第17話 ライブ前夜
ライブは明日だ。
最後の練習は、来る前に予想したような重苦しさはなかった。
むしろ吉永さんを始め引退を宣言したメンバーは、昨日よりも口数が多くて、明るくなったように感じた。
対照的に亜美は、昨夜が嘘のようにおとなしくて口数が少なかった。
亜美は酔っぱらって、感傷的になっただけだろうと、無理やりでも思うことにしたが、陰りのある表情は脳の奥に残る。
特別に意識しないようにしているのに、何度も我慢できずに彼女の顔を盗み見てしまう。
昨日よりも今日の方がきれいに見える気がする。
こんなに美人だったのかと、感動してしまうほどだ。
僕は、昨日のことは忘れろ、と自分に言い聞かせた。
このまま、練習につきあって、明日は力いっぱい演奏する。それで、このバンドとはさよならだ。
終わったら夏フェスのメンバー募集に集中しよう――そう思って練習に臨んだ。
ところが……
一曲目から、みんなのテンションの高さが異常だ。
もし生霊でなくて生身でこの部屋にいたら、呼吸ができなくてきっと失神するだろうと、僕は思った。
特に亜美の気合の入り方は昨日とは比べ物にならない。単語の一音一音に魂が込められていた。
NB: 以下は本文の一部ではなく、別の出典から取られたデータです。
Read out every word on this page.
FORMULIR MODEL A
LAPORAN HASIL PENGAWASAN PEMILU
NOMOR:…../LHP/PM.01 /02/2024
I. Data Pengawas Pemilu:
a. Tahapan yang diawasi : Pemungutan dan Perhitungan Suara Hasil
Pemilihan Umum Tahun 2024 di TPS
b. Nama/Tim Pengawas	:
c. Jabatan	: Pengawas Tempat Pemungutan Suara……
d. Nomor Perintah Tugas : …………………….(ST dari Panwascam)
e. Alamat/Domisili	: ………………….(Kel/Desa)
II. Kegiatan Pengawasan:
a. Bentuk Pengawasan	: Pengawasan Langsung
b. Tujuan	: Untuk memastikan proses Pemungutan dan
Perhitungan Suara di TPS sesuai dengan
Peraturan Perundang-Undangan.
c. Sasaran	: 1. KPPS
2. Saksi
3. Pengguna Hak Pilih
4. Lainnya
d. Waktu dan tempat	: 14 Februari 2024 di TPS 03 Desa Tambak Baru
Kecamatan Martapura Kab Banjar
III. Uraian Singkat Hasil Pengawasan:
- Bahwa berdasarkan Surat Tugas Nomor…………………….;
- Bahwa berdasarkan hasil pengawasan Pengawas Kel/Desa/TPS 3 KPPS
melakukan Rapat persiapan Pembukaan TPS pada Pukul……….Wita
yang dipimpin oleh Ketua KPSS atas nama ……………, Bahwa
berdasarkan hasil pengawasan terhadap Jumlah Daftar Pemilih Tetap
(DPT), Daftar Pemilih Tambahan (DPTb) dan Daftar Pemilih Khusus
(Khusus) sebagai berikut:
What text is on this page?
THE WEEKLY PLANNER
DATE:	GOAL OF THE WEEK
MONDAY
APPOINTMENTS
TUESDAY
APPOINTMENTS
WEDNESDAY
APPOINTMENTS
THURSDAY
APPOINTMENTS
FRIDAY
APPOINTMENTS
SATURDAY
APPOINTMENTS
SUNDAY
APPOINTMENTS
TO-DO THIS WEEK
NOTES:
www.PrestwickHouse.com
まるで、特定の誰かに対して、自分の歌声でハートを鷲掴みにしようと、挑んどいるような歌い方だった。
二曲目に入る直前に、横目で信長を見る。
亜美は昨日の信長の台詞を忘れてない。
――私の歌はどう?
――心に響く?
――あなたは満足したの?
全てが昨日の信長の注文に対する亜美の答えなのだ。
五曲目に入った頃には僕は頭がクラクラして来た。
亜美のテンションはまったく衰えない。
それどころか、ますます鬼気迫るような迫力が増していた。
亜美の執念と兄に対する思いの強いさが、僕を圧倒する。
七曲目が始まるとき、僕はあることに気づいた。
真剣な顔でプレイしていた吉永たちが笑っている。
決して彼らのテンションが落ちたわけではない。
明日のラストプレイに向かう上で、全ての力を出そうと意識して、持てる技術の全てを注いでいる。
だけど……
心に残った全ての情熱を降り注いで演奏しているのに、それでも信長と亜美に追いつけない。
高いレベルに成れば成るほど、自分が越えなければならないハードルの高さが、よりはっきりと見えてくる。
やがてそれはどんなに高く飛んでも越えられない高さだと気づく。
その結果が彼らの笑いだった。
ラストの曲に入った。
昨日、あんなに心が震えた曲が、昨日よりも格段に演奏レベルが高いのに、僕の心にまったく響かない。
(こんなの僕は満足しない。もし信長が満足したと言っても、全否定してやる)
僕は理由もなく怒っていた。
誰に怒っているのかは分からない。
ただ怒りの感情だけが、心を支配していた。
(分かっている。余もこんなものでは満足はしない)
演奏中にも関わらず、信長の声が聞こえる。
僕のフラストレーションを察した言葉だった。
(今の不満に思う気持ちを、ぬしも弾いてみて表現したみたらどうか?)
信長の提案に僕は答えなかった。
もちろん弾く自信はなかったし、
それなのに弾かないときっぱり否定することも、なぜかできなかった。
僕は頭がおかしくなっている。
みんなのラストステージはどうなってしまうのか――不安がどんどん大きくなる。
違う、みんなを心配してるんじゃない。
亜美のことを考えている。
二人で演奏したい。
心と心が触れ合って、絡み合って、一つに成りたい。
その感情は何なのか、自分では分からない。
ライブで演る予定の曲を全て弾き終えた。
まだ時間はあるが、もう一度演ろうとは誰も言わない。
しかし満足したわけじゃない。
これで終わりにしていいはずはないと、全員の目が語っていた。
しかし「もう一回」とは誰も言えなかった。
「今日はこれで終わりだ」
信長が終わりを口にすると、全員がその言葉にあがらえずに、帰り支度を始めた。